Arezzo, 21 luglio 2011 - Il preside Walter Bernardi ha fatto appena in tempo a festeggiare i quaranta anni di vita della Facoltà di Lettere e Filosofia dell’Università di Siena con sede nella nostra città, che rischia putrtoppo di trovarsi a predisporne la camera ardente. E questa volta la Facoltà non può prendersela con l’Ateneo, o con le rappresentanze istituzionali ed economiche della città, o con la riforma Gelmini.

Anzi diciamo chiaramente che la Facoltà aretina di Lettere e Filosofia non può più permettersi di crearsi degli alibi per camuffare la propria condotta.  Oggi una Facoltà (uso di proposito la vecchia terminologia) sussiste soltanto se può contare su una base minima di trentacinque docenti. La facoltà che ha sede in Arezzo rischia di andare sotto questa soglia e questo accade per due motivi: il primo è fisiologico ed è dato dal progressivo invecchiamento del corpo docente che, negli ultimi anni, ha portato a numerosi pensionamenti; il secondo è dato dall’eventuale diaspora di docenti che avrebbero manifestato l’intenzione di trasferirsi nella Facoltà gemella nella sede centrale di Siena.

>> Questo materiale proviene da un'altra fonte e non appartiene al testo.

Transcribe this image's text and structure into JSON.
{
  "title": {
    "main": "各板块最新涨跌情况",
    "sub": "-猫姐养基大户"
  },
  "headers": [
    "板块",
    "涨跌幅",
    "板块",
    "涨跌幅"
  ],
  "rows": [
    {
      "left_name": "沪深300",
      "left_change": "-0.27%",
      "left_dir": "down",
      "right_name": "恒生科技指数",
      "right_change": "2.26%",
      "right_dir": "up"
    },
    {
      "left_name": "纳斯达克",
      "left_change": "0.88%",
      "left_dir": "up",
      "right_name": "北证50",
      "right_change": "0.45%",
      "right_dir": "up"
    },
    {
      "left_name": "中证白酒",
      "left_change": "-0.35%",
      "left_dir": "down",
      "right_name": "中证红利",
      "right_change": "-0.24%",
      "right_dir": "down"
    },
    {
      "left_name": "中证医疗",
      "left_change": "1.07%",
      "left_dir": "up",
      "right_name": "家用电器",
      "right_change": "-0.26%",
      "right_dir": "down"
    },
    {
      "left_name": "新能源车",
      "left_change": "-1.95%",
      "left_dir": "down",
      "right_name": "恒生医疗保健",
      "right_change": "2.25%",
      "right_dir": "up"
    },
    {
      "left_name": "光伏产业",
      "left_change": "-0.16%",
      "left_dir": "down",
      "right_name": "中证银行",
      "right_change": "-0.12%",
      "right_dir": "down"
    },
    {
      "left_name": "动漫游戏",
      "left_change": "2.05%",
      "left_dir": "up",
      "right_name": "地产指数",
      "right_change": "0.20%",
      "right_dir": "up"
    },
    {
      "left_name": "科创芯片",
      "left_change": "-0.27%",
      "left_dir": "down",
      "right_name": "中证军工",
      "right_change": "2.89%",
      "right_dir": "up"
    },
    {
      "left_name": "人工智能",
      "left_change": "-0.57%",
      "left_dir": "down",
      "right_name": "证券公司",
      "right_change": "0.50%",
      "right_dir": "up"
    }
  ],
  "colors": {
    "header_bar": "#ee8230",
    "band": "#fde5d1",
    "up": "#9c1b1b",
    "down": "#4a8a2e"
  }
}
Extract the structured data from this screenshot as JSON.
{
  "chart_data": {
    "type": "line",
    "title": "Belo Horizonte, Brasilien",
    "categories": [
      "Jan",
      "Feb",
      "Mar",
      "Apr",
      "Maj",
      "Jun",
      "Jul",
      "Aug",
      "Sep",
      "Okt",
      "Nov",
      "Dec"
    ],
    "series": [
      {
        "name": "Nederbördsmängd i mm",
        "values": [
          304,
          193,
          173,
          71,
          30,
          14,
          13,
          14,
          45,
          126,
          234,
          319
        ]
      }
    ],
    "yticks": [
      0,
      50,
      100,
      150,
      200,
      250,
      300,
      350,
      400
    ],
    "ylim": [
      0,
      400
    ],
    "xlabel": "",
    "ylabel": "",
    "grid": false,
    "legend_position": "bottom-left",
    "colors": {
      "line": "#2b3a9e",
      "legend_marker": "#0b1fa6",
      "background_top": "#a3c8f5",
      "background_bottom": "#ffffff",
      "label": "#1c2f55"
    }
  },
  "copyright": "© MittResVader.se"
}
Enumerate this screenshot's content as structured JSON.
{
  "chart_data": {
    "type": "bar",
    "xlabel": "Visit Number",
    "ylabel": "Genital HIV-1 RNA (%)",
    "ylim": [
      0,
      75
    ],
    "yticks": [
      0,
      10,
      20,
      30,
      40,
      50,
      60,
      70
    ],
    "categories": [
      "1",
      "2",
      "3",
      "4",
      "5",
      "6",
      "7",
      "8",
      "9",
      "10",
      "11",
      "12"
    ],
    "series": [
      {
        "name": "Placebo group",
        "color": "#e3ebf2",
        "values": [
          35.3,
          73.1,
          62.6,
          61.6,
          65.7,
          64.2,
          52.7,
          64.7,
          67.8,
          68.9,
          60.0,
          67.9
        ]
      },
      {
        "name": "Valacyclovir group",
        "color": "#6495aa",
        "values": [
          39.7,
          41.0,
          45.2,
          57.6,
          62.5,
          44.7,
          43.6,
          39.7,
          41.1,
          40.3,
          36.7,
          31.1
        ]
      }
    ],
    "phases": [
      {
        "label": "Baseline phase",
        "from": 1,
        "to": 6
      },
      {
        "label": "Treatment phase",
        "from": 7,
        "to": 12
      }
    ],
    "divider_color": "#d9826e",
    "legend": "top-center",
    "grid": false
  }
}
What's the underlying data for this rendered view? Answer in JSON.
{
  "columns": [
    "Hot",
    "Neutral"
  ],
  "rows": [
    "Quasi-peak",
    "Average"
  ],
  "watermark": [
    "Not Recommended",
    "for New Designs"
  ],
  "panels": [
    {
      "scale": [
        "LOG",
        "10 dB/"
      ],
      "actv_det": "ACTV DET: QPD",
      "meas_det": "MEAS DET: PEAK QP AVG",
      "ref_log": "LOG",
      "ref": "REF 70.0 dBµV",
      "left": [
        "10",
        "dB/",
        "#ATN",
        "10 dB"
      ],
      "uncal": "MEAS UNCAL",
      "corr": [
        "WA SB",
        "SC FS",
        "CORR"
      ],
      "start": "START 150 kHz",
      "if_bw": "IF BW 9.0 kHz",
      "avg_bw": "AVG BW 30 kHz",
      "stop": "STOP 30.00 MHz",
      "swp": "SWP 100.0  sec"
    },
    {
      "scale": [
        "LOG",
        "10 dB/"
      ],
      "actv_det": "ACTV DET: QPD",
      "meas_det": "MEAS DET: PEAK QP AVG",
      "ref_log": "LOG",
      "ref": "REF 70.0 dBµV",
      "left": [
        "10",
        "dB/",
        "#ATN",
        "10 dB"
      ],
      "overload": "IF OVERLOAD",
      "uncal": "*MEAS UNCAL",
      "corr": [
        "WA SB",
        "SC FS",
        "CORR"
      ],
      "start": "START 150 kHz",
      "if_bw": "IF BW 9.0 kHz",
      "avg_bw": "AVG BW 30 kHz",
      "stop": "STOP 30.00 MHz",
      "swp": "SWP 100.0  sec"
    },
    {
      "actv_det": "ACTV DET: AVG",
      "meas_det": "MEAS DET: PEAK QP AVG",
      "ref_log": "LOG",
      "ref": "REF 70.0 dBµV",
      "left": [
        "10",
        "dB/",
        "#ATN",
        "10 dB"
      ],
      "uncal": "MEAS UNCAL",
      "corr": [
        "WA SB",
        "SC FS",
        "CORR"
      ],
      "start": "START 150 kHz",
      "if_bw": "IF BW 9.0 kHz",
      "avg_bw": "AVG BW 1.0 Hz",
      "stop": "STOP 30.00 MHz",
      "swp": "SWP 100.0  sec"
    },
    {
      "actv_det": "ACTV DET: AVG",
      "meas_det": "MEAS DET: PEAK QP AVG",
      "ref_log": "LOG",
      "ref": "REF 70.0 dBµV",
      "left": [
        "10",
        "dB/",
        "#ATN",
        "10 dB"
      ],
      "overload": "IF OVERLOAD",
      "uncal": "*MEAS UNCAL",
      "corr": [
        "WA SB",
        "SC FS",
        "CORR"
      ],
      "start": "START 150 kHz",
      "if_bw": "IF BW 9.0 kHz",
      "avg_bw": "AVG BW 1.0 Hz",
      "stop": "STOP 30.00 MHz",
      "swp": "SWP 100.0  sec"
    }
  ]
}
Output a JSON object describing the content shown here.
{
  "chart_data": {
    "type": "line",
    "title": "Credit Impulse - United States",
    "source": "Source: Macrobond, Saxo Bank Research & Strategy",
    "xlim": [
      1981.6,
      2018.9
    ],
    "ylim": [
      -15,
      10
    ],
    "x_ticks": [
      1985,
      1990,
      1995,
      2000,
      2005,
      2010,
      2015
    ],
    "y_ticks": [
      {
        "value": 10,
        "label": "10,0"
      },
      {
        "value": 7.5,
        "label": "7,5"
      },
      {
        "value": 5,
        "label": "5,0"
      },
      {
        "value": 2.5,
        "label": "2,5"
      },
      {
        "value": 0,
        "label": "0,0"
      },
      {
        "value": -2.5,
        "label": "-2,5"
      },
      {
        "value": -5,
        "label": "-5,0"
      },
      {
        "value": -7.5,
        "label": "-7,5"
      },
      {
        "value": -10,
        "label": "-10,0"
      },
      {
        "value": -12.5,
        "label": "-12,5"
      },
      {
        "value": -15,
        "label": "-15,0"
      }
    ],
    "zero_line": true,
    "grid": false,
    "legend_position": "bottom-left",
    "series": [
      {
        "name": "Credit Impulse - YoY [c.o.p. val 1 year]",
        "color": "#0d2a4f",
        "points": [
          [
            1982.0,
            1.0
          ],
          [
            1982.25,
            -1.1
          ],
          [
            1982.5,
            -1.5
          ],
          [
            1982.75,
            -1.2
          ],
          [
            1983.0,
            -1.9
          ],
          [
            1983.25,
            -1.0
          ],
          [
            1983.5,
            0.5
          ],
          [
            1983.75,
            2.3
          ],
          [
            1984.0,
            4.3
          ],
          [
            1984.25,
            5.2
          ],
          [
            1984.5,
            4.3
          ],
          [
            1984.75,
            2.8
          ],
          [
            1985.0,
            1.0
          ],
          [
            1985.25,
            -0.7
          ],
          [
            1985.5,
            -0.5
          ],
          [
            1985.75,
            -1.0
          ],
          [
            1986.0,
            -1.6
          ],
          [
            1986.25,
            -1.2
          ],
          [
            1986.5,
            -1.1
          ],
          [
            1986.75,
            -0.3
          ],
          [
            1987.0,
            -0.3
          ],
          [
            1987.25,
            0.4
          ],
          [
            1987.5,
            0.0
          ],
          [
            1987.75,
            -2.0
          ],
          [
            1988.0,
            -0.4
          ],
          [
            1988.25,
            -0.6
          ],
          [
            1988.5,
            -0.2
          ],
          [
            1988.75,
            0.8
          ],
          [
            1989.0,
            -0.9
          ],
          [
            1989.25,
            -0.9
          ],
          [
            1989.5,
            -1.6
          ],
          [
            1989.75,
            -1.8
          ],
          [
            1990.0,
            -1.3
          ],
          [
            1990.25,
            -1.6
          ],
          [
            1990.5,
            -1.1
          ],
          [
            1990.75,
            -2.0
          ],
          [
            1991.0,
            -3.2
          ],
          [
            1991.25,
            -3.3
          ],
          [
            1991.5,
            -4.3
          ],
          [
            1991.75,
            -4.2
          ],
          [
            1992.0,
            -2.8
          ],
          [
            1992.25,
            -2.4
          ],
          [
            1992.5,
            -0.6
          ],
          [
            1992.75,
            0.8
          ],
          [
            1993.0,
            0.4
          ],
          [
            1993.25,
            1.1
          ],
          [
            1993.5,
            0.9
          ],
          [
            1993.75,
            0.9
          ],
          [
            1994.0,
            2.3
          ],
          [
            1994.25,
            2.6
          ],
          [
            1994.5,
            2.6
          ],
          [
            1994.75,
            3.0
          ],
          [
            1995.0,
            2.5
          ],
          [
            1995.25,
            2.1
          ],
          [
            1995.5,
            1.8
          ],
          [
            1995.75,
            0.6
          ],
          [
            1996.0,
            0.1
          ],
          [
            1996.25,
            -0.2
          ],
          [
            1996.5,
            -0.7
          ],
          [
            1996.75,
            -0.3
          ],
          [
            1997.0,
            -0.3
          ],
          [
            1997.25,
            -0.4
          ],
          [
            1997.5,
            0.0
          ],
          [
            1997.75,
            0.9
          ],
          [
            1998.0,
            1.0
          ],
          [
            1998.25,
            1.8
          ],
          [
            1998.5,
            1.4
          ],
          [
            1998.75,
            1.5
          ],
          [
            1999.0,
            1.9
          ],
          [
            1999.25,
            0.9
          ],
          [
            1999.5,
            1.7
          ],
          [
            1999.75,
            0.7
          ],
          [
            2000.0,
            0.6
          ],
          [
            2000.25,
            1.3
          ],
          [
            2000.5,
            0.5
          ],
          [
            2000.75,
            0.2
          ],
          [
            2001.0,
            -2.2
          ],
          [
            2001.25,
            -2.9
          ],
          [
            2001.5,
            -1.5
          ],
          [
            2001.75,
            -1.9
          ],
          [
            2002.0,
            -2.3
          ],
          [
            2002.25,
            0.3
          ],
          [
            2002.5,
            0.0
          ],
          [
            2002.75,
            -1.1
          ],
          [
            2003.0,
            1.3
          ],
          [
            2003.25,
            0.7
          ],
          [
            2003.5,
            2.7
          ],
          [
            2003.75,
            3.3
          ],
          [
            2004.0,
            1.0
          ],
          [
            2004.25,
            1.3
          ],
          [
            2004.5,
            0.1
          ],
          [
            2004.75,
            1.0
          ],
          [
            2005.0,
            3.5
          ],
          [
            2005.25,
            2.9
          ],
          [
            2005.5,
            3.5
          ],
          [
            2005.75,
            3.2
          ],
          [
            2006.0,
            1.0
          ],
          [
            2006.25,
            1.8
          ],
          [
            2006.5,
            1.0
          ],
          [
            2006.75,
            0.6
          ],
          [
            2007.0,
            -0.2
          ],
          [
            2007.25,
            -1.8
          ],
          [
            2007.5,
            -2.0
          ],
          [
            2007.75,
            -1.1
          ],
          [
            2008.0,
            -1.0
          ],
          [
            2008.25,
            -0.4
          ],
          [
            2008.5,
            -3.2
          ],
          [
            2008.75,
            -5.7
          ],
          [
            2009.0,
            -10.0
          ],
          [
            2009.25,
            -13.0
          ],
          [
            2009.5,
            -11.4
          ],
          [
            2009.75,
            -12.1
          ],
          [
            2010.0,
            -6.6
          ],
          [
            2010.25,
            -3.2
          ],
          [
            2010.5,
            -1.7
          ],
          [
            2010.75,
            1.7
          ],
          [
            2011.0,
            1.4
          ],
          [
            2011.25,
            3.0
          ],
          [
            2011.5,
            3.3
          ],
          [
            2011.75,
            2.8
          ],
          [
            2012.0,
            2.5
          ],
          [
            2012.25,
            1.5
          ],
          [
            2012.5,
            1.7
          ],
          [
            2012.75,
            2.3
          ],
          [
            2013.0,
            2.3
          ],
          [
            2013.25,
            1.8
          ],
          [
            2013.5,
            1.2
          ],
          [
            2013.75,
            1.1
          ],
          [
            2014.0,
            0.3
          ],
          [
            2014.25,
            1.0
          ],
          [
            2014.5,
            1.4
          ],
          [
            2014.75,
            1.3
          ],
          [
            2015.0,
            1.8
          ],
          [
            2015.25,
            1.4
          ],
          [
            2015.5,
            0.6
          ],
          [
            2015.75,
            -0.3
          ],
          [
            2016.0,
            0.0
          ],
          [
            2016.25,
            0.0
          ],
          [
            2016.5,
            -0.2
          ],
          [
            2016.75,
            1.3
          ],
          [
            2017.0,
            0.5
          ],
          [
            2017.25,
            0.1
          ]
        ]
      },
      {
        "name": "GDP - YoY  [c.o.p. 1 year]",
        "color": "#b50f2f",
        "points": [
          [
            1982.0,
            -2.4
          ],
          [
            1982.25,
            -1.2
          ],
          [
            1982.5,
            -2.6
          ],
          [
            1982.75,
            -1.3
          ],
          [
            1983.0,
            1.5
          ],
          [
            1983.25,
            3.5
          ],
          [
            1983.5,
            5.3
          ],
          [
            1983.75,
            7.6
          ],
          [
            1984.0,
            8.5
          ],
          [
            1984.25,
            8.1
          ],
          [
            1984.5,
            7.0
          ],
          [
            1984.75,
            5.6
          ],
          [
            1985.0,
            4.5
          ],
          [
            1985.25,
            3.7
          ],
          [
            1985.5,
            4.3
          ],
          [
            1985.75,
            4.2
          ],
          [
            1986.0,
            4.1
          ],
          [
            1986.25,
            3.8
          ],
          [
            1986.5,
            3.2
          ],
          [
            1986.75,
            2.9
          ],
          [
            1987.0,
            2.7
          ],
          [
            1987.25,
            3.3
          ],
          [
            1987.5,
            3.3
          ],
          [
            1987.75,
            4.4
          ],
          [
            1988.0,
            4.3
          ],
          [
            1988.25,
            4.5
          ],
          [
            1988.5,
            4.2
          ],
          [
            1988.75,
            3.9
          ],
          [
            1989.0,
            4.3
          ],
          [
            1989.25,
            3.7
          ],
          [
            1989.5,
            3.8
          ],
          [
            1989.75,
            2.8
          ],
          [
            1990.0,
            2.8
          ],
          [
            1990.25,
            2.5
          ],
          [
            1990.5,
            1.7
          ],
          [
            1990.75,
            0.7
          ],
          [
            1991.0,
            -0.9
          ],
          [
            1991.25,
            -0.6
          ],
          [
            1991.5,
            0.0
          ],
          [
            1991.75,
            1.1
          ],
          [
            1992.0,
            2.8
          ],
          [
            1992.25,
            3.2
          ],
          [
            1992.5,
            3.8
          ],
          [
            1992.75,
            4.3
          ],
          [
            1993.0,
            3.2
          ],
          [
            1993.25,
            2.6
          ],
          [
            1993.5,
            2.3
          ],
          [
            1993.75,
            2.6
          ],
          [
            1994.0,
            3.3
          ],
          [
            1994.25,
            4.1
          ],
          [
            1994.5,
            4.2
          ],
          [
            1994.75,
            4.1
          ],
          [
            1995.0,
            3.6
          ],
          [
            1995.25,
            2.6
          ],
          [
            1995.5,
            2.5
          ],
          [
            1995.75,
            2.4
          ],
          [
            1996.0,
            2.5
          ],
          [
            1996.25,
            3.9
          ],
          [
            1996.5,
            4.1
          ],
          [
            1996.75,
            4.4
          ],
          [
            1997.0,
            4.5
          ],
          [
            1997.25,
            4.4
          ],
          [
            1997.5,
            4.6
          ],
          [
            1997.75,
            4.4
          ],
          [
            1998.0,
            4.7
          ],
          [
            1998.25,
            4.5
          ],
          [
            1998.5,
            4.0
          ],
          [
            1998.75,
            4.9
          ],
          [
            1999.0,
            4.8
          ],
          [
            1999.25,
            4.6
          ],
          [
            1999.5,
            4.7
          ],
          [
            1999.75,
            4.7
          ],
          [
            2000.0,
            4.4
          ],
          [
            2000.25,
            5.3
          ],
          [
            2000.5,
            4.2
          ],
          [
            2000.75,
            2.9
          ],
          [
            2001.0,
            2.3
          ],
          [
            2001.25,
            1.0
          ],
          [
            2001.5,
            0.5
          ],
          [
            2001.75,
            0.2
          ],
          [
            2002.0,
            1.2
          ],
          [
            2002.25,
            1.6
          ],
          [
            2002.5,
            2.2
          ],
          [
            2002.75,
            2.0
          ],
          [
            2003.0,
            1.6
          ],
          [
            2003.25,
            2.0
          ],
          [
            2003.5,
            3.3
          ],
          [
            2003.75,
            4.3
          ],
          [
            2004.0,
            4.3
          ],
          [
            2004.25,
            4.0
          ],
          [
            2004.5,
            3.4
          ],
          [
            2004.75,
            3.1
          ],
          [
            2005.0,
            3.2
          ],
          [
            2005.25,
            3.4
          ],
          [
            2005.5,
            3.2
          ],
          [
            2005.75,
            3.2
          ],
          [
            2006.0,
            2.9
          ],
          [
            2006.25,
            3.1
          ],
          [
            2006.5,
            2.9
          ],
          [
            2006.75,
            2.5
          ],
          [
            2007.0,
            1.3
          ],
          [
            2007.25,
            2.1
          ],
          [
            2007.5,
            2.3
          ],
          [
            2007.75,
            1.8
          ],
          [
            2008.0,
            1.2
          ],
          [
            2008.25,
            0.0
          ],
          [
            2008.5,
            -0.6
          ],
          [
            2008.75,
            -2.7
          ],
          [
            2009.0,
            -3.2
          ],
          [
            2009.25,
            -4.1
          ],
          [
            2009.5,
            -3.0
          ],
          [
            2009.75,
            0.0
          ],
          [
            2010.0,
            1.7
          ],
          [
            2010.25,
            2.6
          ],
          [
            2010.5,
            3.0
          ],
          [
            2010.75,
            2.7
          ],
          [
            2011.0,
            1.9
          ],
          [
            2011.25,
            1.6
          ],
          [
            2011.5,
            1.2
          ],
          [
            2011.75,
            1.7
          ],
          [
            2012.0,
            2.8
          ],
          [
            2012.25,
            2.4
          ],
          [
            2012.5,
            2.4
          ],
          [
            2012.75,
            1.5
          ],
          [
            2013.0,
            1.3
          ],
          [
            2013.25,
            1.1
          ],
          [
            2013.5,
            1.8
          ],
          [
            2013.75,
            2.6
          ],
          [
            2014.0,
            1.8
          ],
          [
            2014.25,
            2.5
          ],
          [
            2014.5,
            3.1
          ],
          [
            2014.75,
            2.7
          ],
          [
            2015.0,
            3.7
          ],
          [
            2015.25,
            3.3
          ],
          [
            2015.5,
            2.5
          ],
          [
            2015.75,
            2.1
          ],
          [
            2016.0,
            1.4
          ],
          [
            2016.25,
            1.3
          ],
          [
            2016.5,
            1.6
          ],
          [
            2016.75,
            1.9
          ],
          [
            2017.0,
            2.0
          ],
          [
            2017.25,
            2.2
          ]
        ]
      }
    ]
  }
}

Ho avuto modo di ricordare in altre occasioni che la Facoltà aretina ha compiuto in passato l’errore esiziale di appiattirsi, anche nominalmente, sulla Facoltà di Lettere presente nella città di Siena. Tutti i doppioni, si sa, sono come il dottor Jekyll e il signor Hyde: c’è il bello ed il brutto, il buono e il cattivo. Poiché in tempi di crisi le facoltà distaccate finiscono fatalmente dalla parte di Hyde, sembra che il rispettabile palazzo senese del dottor Jekill eserciti un’attrazione fatale. Non so fino a che punto il Preside in prima istanza, e quindi il Rettore, si assumano la responsabilità di avvallare atti che possono portare, o comunque contribuirvi, al naufragio di una struttura complessa come una Facoltà universitaria che è da anni una risorsa non indifferente, in tutti i sensi, per la città. L’Università di Siena si è già alleggerita di due “lauree brevi” che avevano sede in Arezzo, e pertanto non può farsi corresponsabile della cancellazione di un suo insediamento più che quarantennale.

C’è infine l’aspetto più delicato della questione che coinvolge la scelta individuale delle persone. Data per scontata la libertà di trasferirsi da una sede all’altra del medesimo Ateneo, è così facile per un docente recidere i mille legami che ha intessuto con il luogo nel quale ha insegnato ed insegna, con gli studenti con i quali ha condiviso il proprio sapere, con il personale non docente che gli è stato sempre di aiuto, con la città intera che lo ha accolto? Pur con la sua aria scontrosa, la città di Arezzo ha sempre considerato i docenti che sono venuti ad insegnare nella “sua” Facoltà un imprescindibile arricchimento culturale. Ha riconosciuto nella loro presenza una potenziale, e in molte occasioni effettiva, circolazione di iniziative e di idee, e in questo ha investito le proprie risorse.  Ora la palla è in mano, come si dice, alla Facoltà che si trova ad essere arbitro del proprio destino, e questa volta non può sperare in una prova d’appello.